Para complementar a obra, Niemeyer havia solicitado a confecção de uma placa com os dizeres “Um monumento àqueles que lutam pela Justiça e pela Igualdade”. Não houve tempo hábil para que a placa fosse afixada. No dia seguinte à inauguração, às três da madrugada, o monumento foi destruído em um atentado a bomba. A base de concreto foi destroçada por três explosivos. O impacto foi tão forte que causou estragos até mesmo no Escritório Central da CSN e nas construções próximas do local.
O atentado foi atribuído aos soldados do Batalhão das Forças Especiais do Exército Brasileiro. Em março de 1999, o ex-capitão Delton de Melo Franco afirmou em uma entrevista ao Jornal do Brasil que havia recebido do general Álvaro de Souza Pinheiro a incumbência de coordenar o ataque. O Exército considerava o monumento como uma afronta aos militares e uma tentativa de “criar mártires do movimento sindical”. No entanto, ninguém nunca foi punido.
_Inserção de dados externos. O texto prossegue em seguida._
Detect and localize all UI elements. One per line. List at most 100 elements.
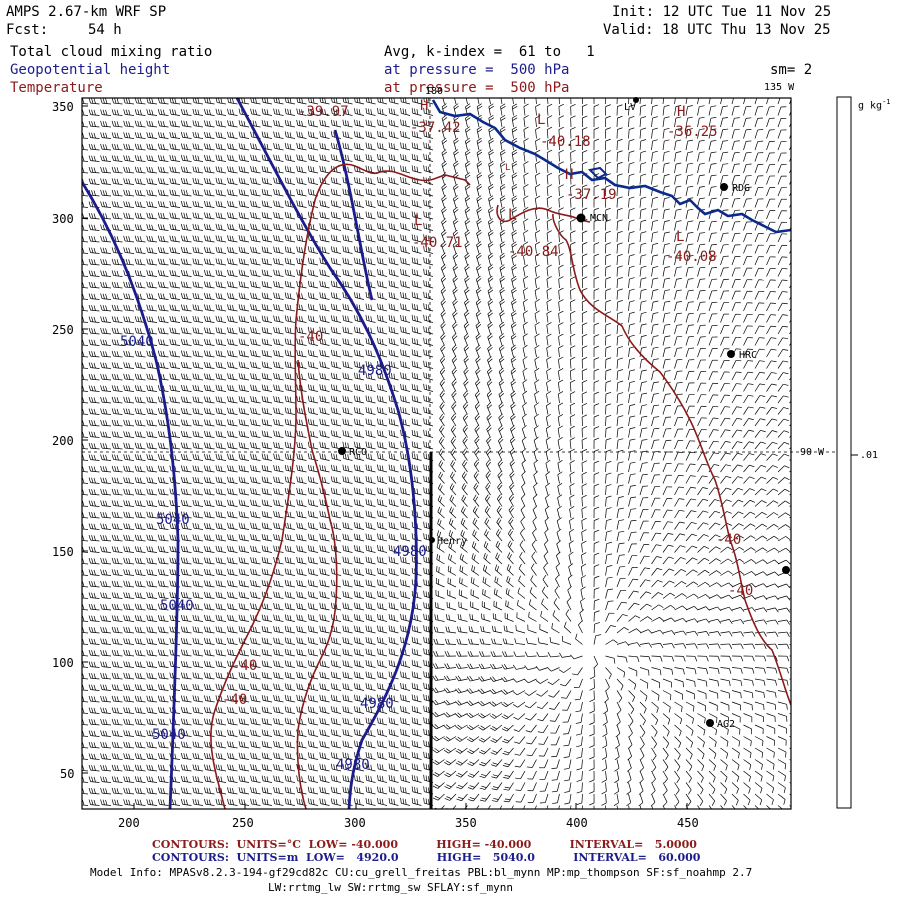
wind-barb [89,259,100,265]
wind-barb [353,120,365,127]
wind-barb [376,568,388,575]
wind-barb [721,312,730,324]
wind-barb [319,223,331,230]
wind-barb [342,637,354,644]
wind-barb [709,474,719,486]
wind-barb [686,631,698,638]
wind-barb [227,385,239,392]
wind-barb [146,385,158,391]
wind-barb [376,499,388,506]
wind-barb [547,265,553,277]
wind-barb [250,638,262,645]
wind-barb [100,155,111,161]
wind-barb [652,289,659,301]
wind-barb [617,231,623,242]
wind-barb [77,581,88,587]
wind-barb [606,151,611,162]
wind-barb [158,454,170,460]
wind-barb [215,166,227,173]
wind-barb [89,627,100,633]
wind-barb [755,499,767,510]
wind-barb [273,488,285,495]
wind-barb [112,201,123,207]
wind-barb [204,143,216,150]
wind-barb [755,105,763,117]
wind-barb [261,500,273,507]
wind-barb [330,373,342,380]
wind-barb [250,649,262,656]
wind-barb [273,603,285,610]
wind-barb [606,392,612,403]
wind-barb [319,143,331,150]
wind-barb [135,98,147,104]
wind-barb [686,323,694,335]
wind-barb [457,590,469,599]
wind-barb [453,104,461,116]
wind-barb [158,305,170,311]
wind-barb [498,391,506,403]
wind-barb [227,649,239,656]
wind-barb [570,242,576,253]
wind-barb [440,322,449,334]
wind-barb [617,116,623,127]
wind-barb [629,174,635,185]
wind-barb [388,131,400,138]
wind-barb [558,357,564,369]
wind-barb [250,500,262,507]
wind-barb [296,591,308,598]
wind-barb [686,556,697,567]
wind-barb [508,506,518,518]
wind-barb [663,151,670,163]
wind-barb [594,151,599,162]
wind-barb [686,593,698,603]
wind-barb [284,292,296,299]
wind-barb [273,155,285,162]
wind-barb [169,328,181,334]
wind-barb [204,304,216,311]
wind-barb [238,339,250,346]
wind-barb [238,385,250,392]
wind-barb [112,466,123,472]
wind-barb [522,426,530,438]
wind-barb [675,416,683,428]
wind-barb [77,501,88,507]
wind-barb [617,392,623,403]
wind-barb [342,522,354,529]
wind-barb [488,276,496,288]
wind-barb [453,150,461,162]
wind-barb [261,166,273,173]
wind-barb [296,488,308,495]
wind-barb [435,566,447,576]
wind-barb [192,166,204,173]
wind-barb [629,496,636,508]
wind-barb [529,587,540,598]
wind-barb [261,442,273,449]
wind-barb [559,651,571,658]
wind-barb [181,419,193,426]
wind-barb [146,374,158,380]
wind-barb [571,150,576,161]
wind-barb [640,289,646,301]
wind-barb [582,277,587,288]
wind-barb [192,649,204,656]
wind-barb [100,98,111,104]
wind-barb [651,656,662,662]
wind-barb [530,564,541,576]
wind-barb [100,385,111,391]
wind-barb [273,385,285,392]
wind-barb [546,449,553,461]
wind-barb [307,407,319,414]
wind-barb [475,333,484,345]
wind-barb [158,293,170,299]
wind-barb [629,312,635,323]
wind-barb [238,132,250,139]
wind-barb [181,143,193,150]
wind-barb [652,415,660,427]
wind-barb [376,522,388,529]
wind-barb [89,397,100,403]
wind-barb [629,128,635,139]
wind-barb [411,430,423,438]
wind-barb [686,474,696,486]
wind-barb [755,140,763,152]
wind-barb [342,591,354,598]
A única testemunha da explosão, o soldado Charles Fabiano da Silva, então com 19 anos, foi assassinado poucos dias após ser convocado para depor em uma investigação sobre o caso.
Após o atentado, o Sindicato dos Metalúrgicos consultou Oscar Niemeyer a respeito da reconstrução do memorial. O arquiteto, entretanto, se negou a apoiar a restauração integral do monumento, insistindo em deixá-lo fragmentado e com as evidências do atentado como registro histórico. “O monumento aos mortos na greve de 88 ficará na memória do povo brasileiro como prova do que a ignorância e o reacionarismo são capazes”, afirmou.
Temendo incomodar os militares, as construtoras de Volta Redonda também se recusaram a executar as obras de restauração do memorial. Assim, o Sindicato dos Metalúrgicos assumiu a empreitada com operários voluntários. Uma nova inscrição de autoria de Niemeyer foi adicionada à obra: “Nada, nem a bomba que destruiu este monumento, poderá deter os que lutam pela liberdade e justiça social.”